通常用於表示操作是否有異常。預設狀態為Unset,可以手動將其設定為Ok,但通常沒必要這麼做。

result, err := operationThatCouldFail()
if err != nil {
	span.SetStatus(codes.Error, "operationThatCouldFail failed")
}
記錄錯誤

用於記錄錯誤紀錄檔或呼叫棧等資訊。強烈建議在使用RecordError的同時,通過SetStatus將span狀態設定為Error

result, err := operationThatCouldFail()
if err != nil {
	span.SetStatus(codes.Error, "operationThatCouldFail failed")
	span.RecordError(err)
}

完整程式碼

下面是對原生的一個函數bar生成trace資訊:

func tracerProvider(url string) (*tracesdk.TracerProvider, error) {
	// Create the Jaeger exporter
	exp, err := jaeger.New(jaeger.WithCollectorEndpoint(jaeger.WithEndpoint(url)))
	if err != nil {
		return nil, err
	}
	tp := tracesdk.NewTracerProvider(
		// Always be sure to batch in production.
		tracesdk.WithBatcher(exp),
		// Record information about this application in a Resource.
		tracesdk.WithResource(resource.NewWithAttributes(
			semconv.SchemaURL,
			semconv.ServiceNameKey.String(service),
			attribute.String("environment", environment),
			attribute.Int64("ID", id),
		)),
	)
	return tp, nil
}

func main() {
	tp, err := tracerProvider("http://localhost:14268/api/traces")
	if err != nil {
		log.Fatal(err)
	}

	// Register our TracerProvider as the global so any imported
	// instrumentation in the future will default to using it.
	otel.SetTracerProvider(tp)

	ctx, cancel := context.WithCancel(context.Background())
	defer cancel()

	// Cleanly shutdown and flush telemetry when the application exits.
	defer func(ctx context.Context) {
		// Do not make the application hang when it is shutdown.
		ctx, cancel = context.WithTimeout(ctx, time.Second*5)
		defer cancel()
		if err := tp.Shutdown(ctx); err != nil {
			log.Fatal(err)
		}
	}(ctx)

	tr := tp.Tracer("component-main")

	ctx, span := tr.Start(ctx, "foo")
	defer span.End()

	bar(ctx)
}

func bar(ctx context.Context) {
	// Use the global TracerProvider.
	tr := otel.Tracer("component-bar")
	_, span := tr.Start(ctx, "bar")
	span.SetAttributes(attribute.Key("testset").String("value"))
	defer span.End()

	// Do bar...
}

Trace context的跨服務傳播

為了跨服務傳播Trace context需要註冊一個propagator ,通常在建立註冊TracerProvider之後執行。

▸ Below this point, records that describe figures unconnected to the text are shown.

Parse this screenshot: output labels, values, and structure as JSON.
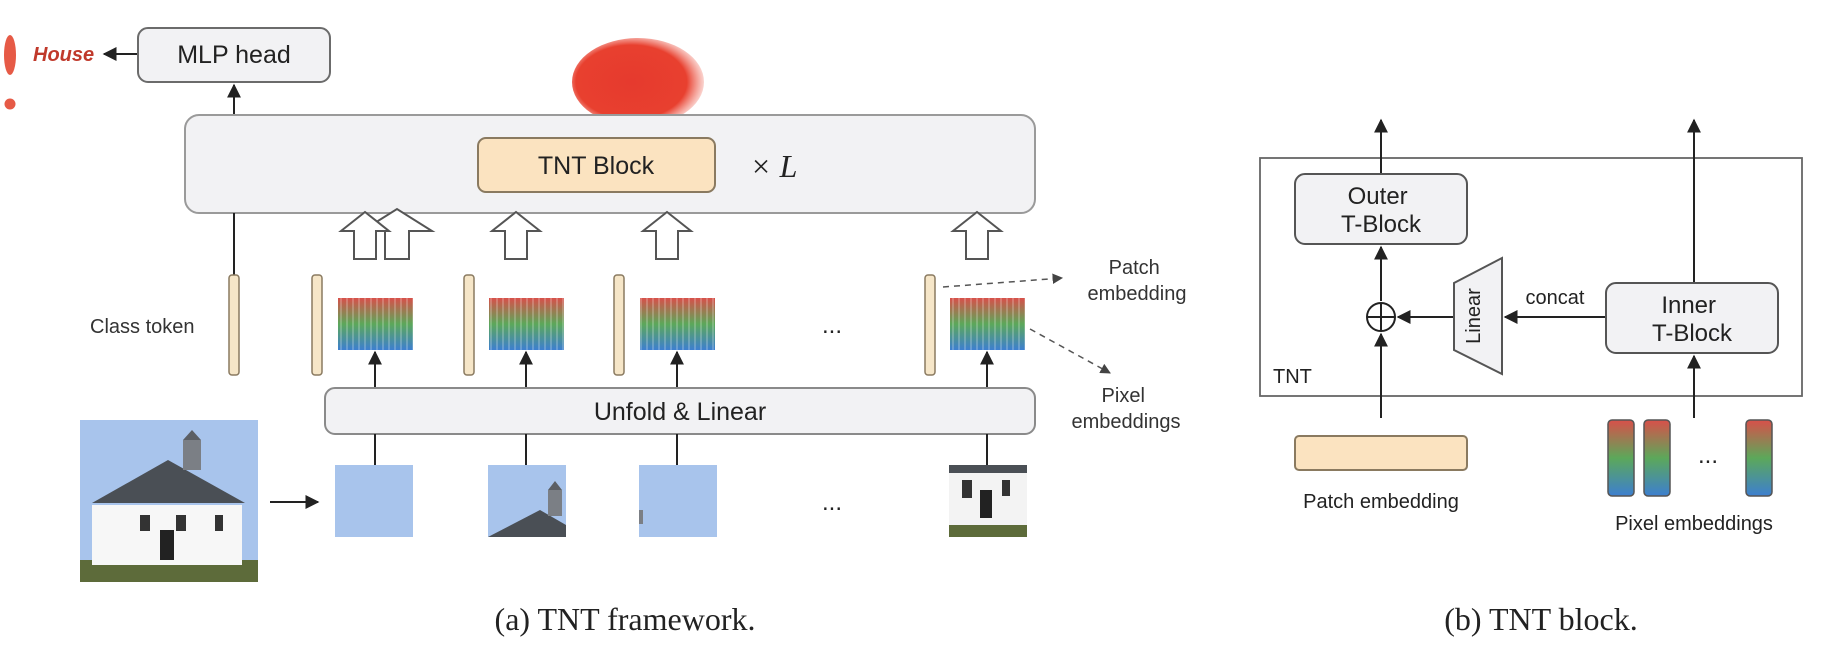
{
  "framework": {
    "output_label": "House",
    "mlp_head_label": "MLP head",
    "tnt_block_label": "TNT Block",
    "repeat_label": "× L",
    "class_token_label": "Class token",
    "patch_embedding_label": "Patch\nembedding",
    "pixel_embeddings_label": "Pixel\nembeddings",
    "unfold_label": "Unfold & Linear",
    "ellipsis": "...",
    "caption": "(a) TNT framework."
  },
  "block": {
    "outer_label": "Outer\nT-Block",
    "inner_label": "Inner\nT-Block",
    "linear_label": "Linear",
    "concat_label": "concat",
    "tnt_label": "TNT",
    "patch_embedding_label": "Patch embedding",
    "pixel_embeddings_label": "Pixel embeddings",
    "ellipsis": "...",
    "caption": "(b) TNT block."
  },
  "colors": {
    "box_fill": "#f2f2f4",
    "box_stroke": "#6b6b6b",
    "block_fill": "#fbe3c0",
    "token_fill": "#f6e6c8",
    "token_stroke": "#8a7a60",
    "sky": "#a8c4ec",
    "red_blob": "#e63a2e",
    "house_label": "#c0392b"
  },
  "icons": {
    "plus": "circled-plus-icon",
    "up_arrow": "hollow-up-arrow-icon"
  }
}
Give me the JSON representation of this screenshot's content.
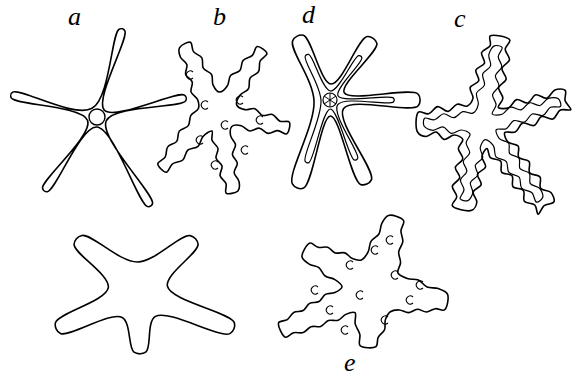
{
  "diagram": {
    "labels": [
      "a",
      "b",
      "d",
      "c",
      "e"
    ]
  }
}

func initTracer() (*sdktrace.TracerProvider, error) {
	// Create stdout exporter to be able to retrieve
	// the collected spans.
	exporter, err := stdout.New(stdout.WithPrettyPrint())
	if err != nil {
		return nil, err
	}

	// For the demonstration, use sdktrace.AlwaysSample sampler to sample all traces.
	// In a production application, use sdktrace.ProbabilitySampler with a desired probability.
	tp := sdktrace.NewTracerProvider(
		sdktrace.WithSampler(sdktrace.AlwaysSample()),
		sdktrace.WithBatcher(exporter),
	)
	otel.SetTracerProvider(tp)
	otel.SetTextMapPropagator(propagation.NewCompositeTextMapPropagator(propagation.TraceContext{}, propagation.Baggage{}))
	return tp, err
}

如上註冊了兩種propagator :TraceContext和Baggage,因此可以使用這兩種資料結構傳播上下文。

TraceContext

下面是gorilla/mux的伺服器端程式碼,通過 trace.SpanFromContext(r.Context())從請求的context構建span,當然也可以通過tracer.Start(c.Context(), "getUser", oteltrace.WithAttributes(attribute.String("id", id)))這種方式啟動一個新的span:

func TestPropagationWithCustomPropagators(t *testing.T) {
	prop := propagation.TraceContext{}

	r := httptest.NewRequest("GET", "/user/123", nil)
	w := httptest.NewRecorder()

	ctx := trace.ContextWithRemoteSpanContext(context.Background(), sc)
	prop.Inject(ctx, propagation.HeaderCarrier(r.Header))

	var called bool
	router := mux.NewRouter()
	router.Use(Middleware("foobar", WithPropagators(prop)))
	router.HandleFunc("/user/{id}", http.HandlerFunc(func(w http.ResponseWriter, r *http.Request) {
		called = true
		span := trace.SpanFromContext(r.Context())
        defer span.End()
		assert.Equal(t, sc, span.SpanContext())
		w.WriteHeader(http.StatusOK)
	}))

	router.ServeHTTP(w, r)
	assert.True(t, called, "failed to run test")
}

baggage

下面是使用baggage的使用者端和伺服器端程式碼,需要注意的是,使用者端需要使用otelhttp

使用者端程式碼:

package main

import (
	"context"
	"flag"
	"fmt"
	"io/ioutil"
	"log"
	"net/http"
	"time"

	"go.opentelemetry.io/contrib/instrumentation/net/http/otelhttp"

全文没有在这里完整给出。